Monday, December 17, 2012

From "The Aesthetic Dimension: Aesthetics, Politics, Knowledge," by Jacques Rancière

There are two ways of interpreting matters of consensus and dissensus, an ethical one and an aesthetic one. The ethical must be understood from the original sense of ethos. Ethos first meant abode before it meant the way of being that suits an abode. The ethical law first is the law that is predicated on a location.

An ethical relation itself can be understood in two different ways, depending on whether you consider the inner determination of the location or its relation to its outside.

[...]

But the law of the ethos can also be set up as the law of the outside. After Aristotle’s analysis of the basic human community and before his statement on the political animal in Politics, he briefly conjures up and dismisses the figure of a subject that is without polis; this is a being that is inferior or superior to man—a monster or a divinity perhaps—a being that is azux, that cannot be in relation with any being like it, which is necessary in war.

But what Aristotle briefly describes as the figure of an outsider can be turned around as the figure of the immeasurable or the unsubstitutable from which all that is measurable or substitutable, connected
according to a law of distribution, has to take its law at the risk of being cancelled by it.

As we know, such a figure has been revived over the last few decades in different forms: the law of the Other, the Thing, the sublime, and so on.

This is what I call the ethical interpretation of the matters of consensus and dissensus, the ethical interpretation of the common and its supplement.

The aesthetic dimension is another interpretation of this, an interpretation that dismisses both the inner law of distribution and the law of an immeasurable outside. The aesthetic dimension brings about a dismantling of ethical legality, that is, a dismantling of the ethical complementarity of the three terms: the rule of the common ethos, the rule of the distribution of the alternative parts, and the power of the monster that is outside of the rule.

It could also be described as the ethical distribution of the same, the different, and the Other. In opposition to that distribution, the general form of the aesthetic configuration could be described that is not the Other, the immeasurable, but rather the redistribution of the same and the different, the division of the same and the dismissal of difference.

The aesthetic configuration replays the terms of the difference in such a way as to neutralize them and to make that neutralization the staging of a conflict that is in excess of consensual distribution. Such an excess cannot be counted according to the consensual rules of distribution but nevertheless does not obey the rule of an immeasurable otherness. The difference between these two excesses is the difference between ethical heteronomy and aesthetic heterotopy.

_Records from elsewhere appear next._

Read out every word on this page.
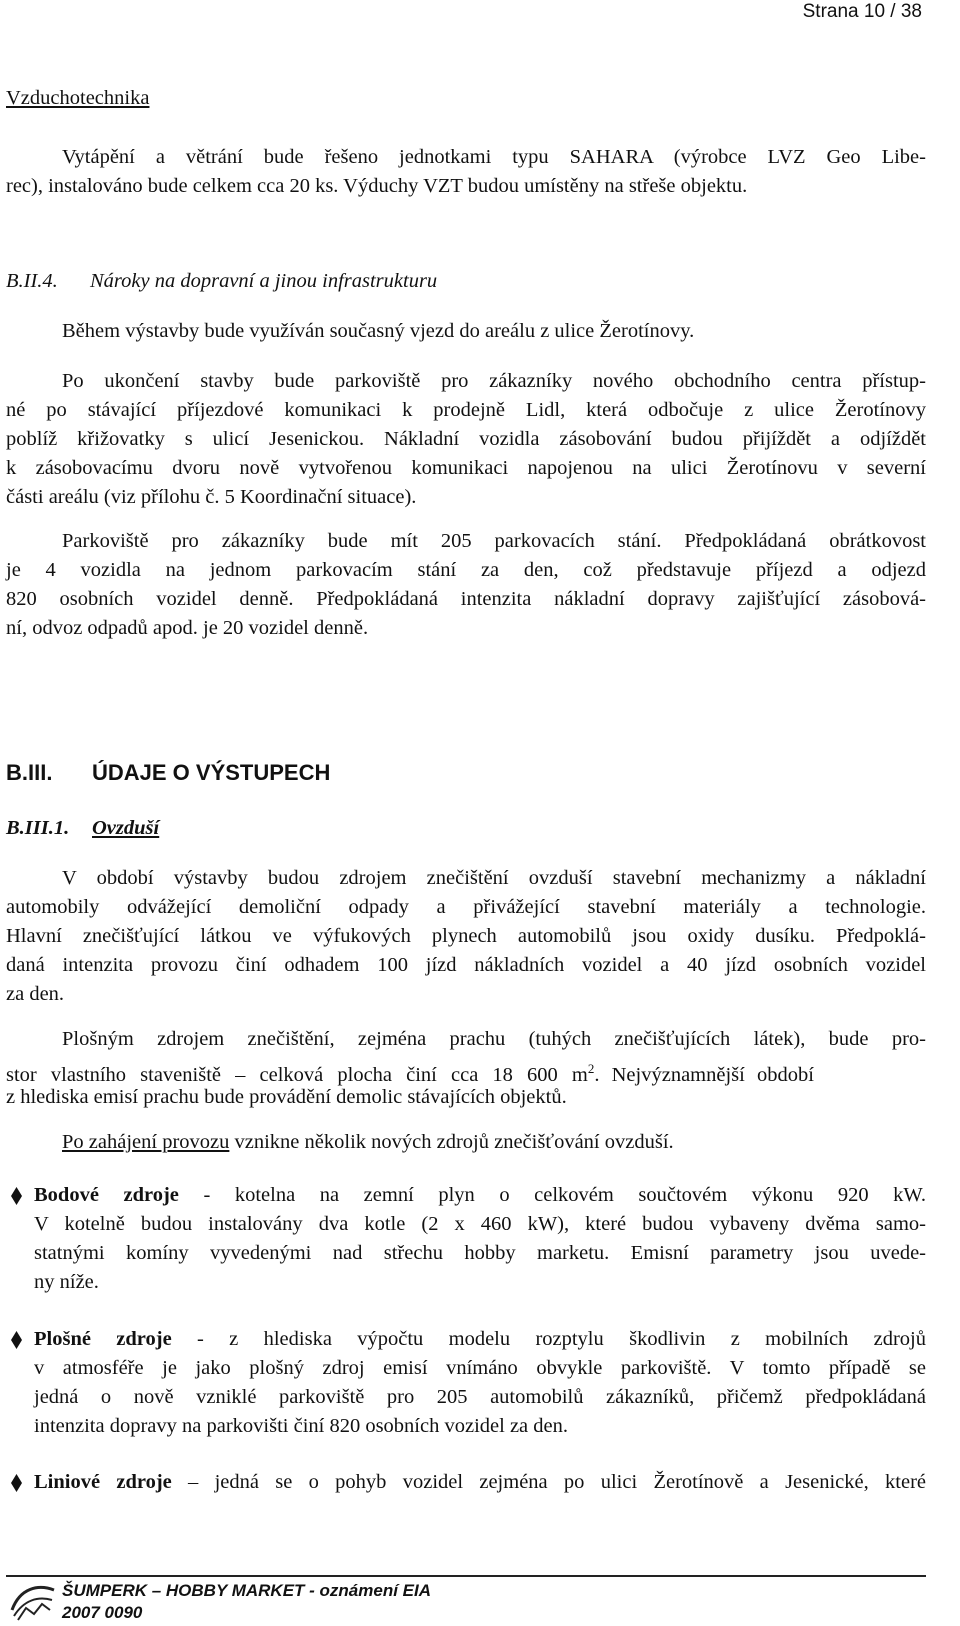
Strana 10 / 38
Vzduchotechnika
Vytápění a větrání bude řešeno jednotkami typu SAHARA (výrobce LVZ Geo Libe-
rec), instalováno bude celkem cca 20 ks. Výduchy VZT budou umístěny na střeše objektu.
B.II.4. Nároky na dopravní a jinou infrastrukturu
Během výstavby bude využíván současný vjezd do areálu z ulice Žerotínovy.
Po ukončení stavby bude parkoviště pro zákazníky nového obchodního centra přístup-
né po stávající příjezdové komunikaci k prodejně Lidl, která odbočuje z ulice Žerotínovy
poblíž křižovatky s ulicí Jesenickou. Nákladní vozidla zásobování budou přijíždět a odjíždět
k zásobovacímu dvoru nově vytvořenou komunikaci napojenou na ulici Žerotínovu v severní
části areálu (viz přílohu č. 5 Koordinační situace).
Parkoviště pro zákazníky bude mít 205 parkovacích stání. Předpokládaná obrátkovost
je 4 vozidla na jednom parkovacím stání za den, což představuje příjezd a odjezd
820 osobních vozidel denně. Předpokládaná intenzita nákladní dopravy zajišťující zásobová-
ní, odvoz odpadů apod. je 20 vozidel denně.
B.III. ÚDAJE O VÝSTUPECH
B.III.1. Ovzduší
V období výstavby budou zdrojem znečištění ovzduší stavební mechanizmy a nákladní
automobily odvážející demoliční odpady a přivážející stavební materiály a technologie.
Hlavní znečišťující látkou ve výfukových plynech automobilů jsou oxidy dusíku. Předpoklá-
daná intenzita provozu činí odhadem 100 jízd nákladních vozidel a 40 jízd osobních vozidel
za den.
Plošným zdrojem znečištění, zejména prachu (tuhých znečišťujících látek), bude pro-
stor vlastního staveniště – celková plocha činí cca 18 600 $m^2$. Nejvýznamnější období
z hlediska emisí prachu bude provádění demolic stávajících objektů.
Po zahájení provozu vznikne několik nových zdrojů znečišťování ovzduší.
Bodové zdroje - kotelna na zemní plyn o celkovém součtovém výkonu 920 kW.
V kotelně budou instalovány dva kotle (2 x 460 kW), které budou vybaveny dvěma samo-
statnými komíny vyvedenými nad střechu hobby marketu. Emisní parametry jsou uvede-
ny níže.
Plošné zdroje - z hlediska výpočtu modelu rozptylu škodlivin z mobilních zdrojů
v atmosféře je jako plošný zdroj emisí vnímáno obvykle parkoviště. V tomto případě se
jedná o nově vzniklé parkoviště pro 205 automobilů zákazníků, přičemž předpokládaná
intenzita dopravy na parkovišti činí 820 osobních vozidel za den.
Liniové zdroje – jedná se o pohyb vozidel zejména po ulici Žerotínově a Jesenické, které
ŠUMPERK – HOBBY MARKET - oznámení EIA
2007 0090
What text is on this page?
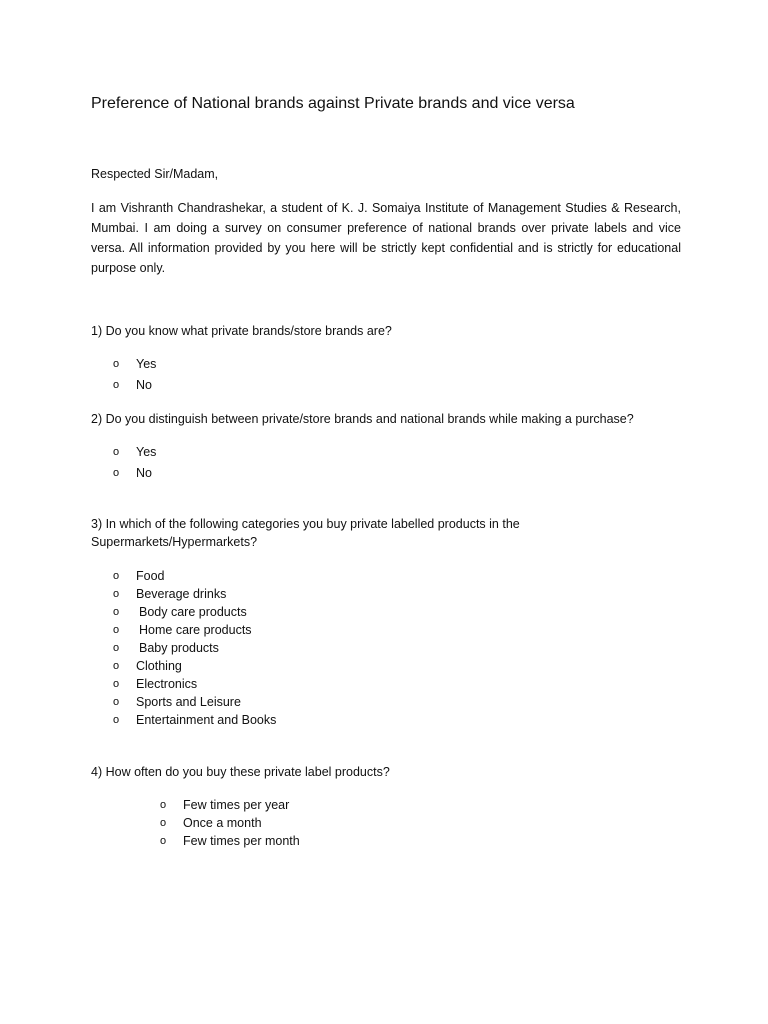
Preference of National brands against Private brands and vice versa
Respected Sir/Madam,

I am Vishranth Chandrashekar, a student of K. J. Somaiya Institute of Management Studies & Research, Mumbai. I am doing a survey on consumer preference of national brands over private labels and vice versa. All information provided by you here will be strictly kept confidential and is strictly for educational purpose only.

1) Do you know what private brands/store brands are?

o Yes
o No

2) Do you distinguish between private/store brands and national brands while making a purchase?

o Yes
o No

3) In which of the following categories you buy private labelled products in the Supermarkets/Hypermarkets?

o Food
o Beverage drinks
o Body care products
o Home care products
o Baby products
o Clothing
o Electronics
o Sports and Leisure
o Entertainment and Books

4) How often do you buy these private label products?

o Few times per year
o Once a month
o Few times per month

Let me try to illustrate these statements by describing what I have called the politics of aesthetics, the aesthetics of politics, and the aesthetics of knowledge. In each of these fields it is possible to differentiate the aesthetic approach from the two forms of an ethical approach.

Let us start from what I call the politics of aesthetics, which means the way in which the aesthetic experience—as a refiguration of the forms of visibility and intelligibility of artistic practice and reception—intervenes in the distribution of the sensible. In order to understand this, let us return to my starting point, that is, to Kant’s analysis of the beautiful as the expression of a neither/nor. The object of aesthetic judgment is neither an object of knowledge nor an object of desire. In the political translation made by Schiller this neither/nor was interpreted as the dismissal of the ethical opposition between the class of those who know and the class of those who desire. This way of framing a politics of aesthetics has been contested by two forms of ethical criticism.

On the one hand, there is the sociological criticism that saw an ignorance of the social law of the ethos. Pierre Bourdieu’s work epitomizes this type of criticism, namely, arguing that the view of aesthetic judgment as a judgment independent of all interest amounts to an illusion or a mystification. The disinterested aesthetic judgment is the privilege of only those who can abstract themselves—or who believe that they can abstract themselves—from the sociological law that accords to each class of society the judgments of taste corresponding to their ethos, that is, to the manner of being and of feeling that their condition imposes upon them. Disinterested judgment of the formal beauty of the palace is in fact reserved for those who are neither the owners of the palace nor its builders. It is the judgment of the petit-bourgeois intellectual who, free from the worries of work or capital, indulges him- or herself by adopting the position of universal thought and disinterested taste. Their exception
therefore confirms the rule according to which judgments of taste are in fact incorporated social judgments that translate a socially determined ethos. Such judgments are also part of the mystification that hides the reality of social determinism and helps prevent victims of the system from
gaining access to the knowledge that could liberate them.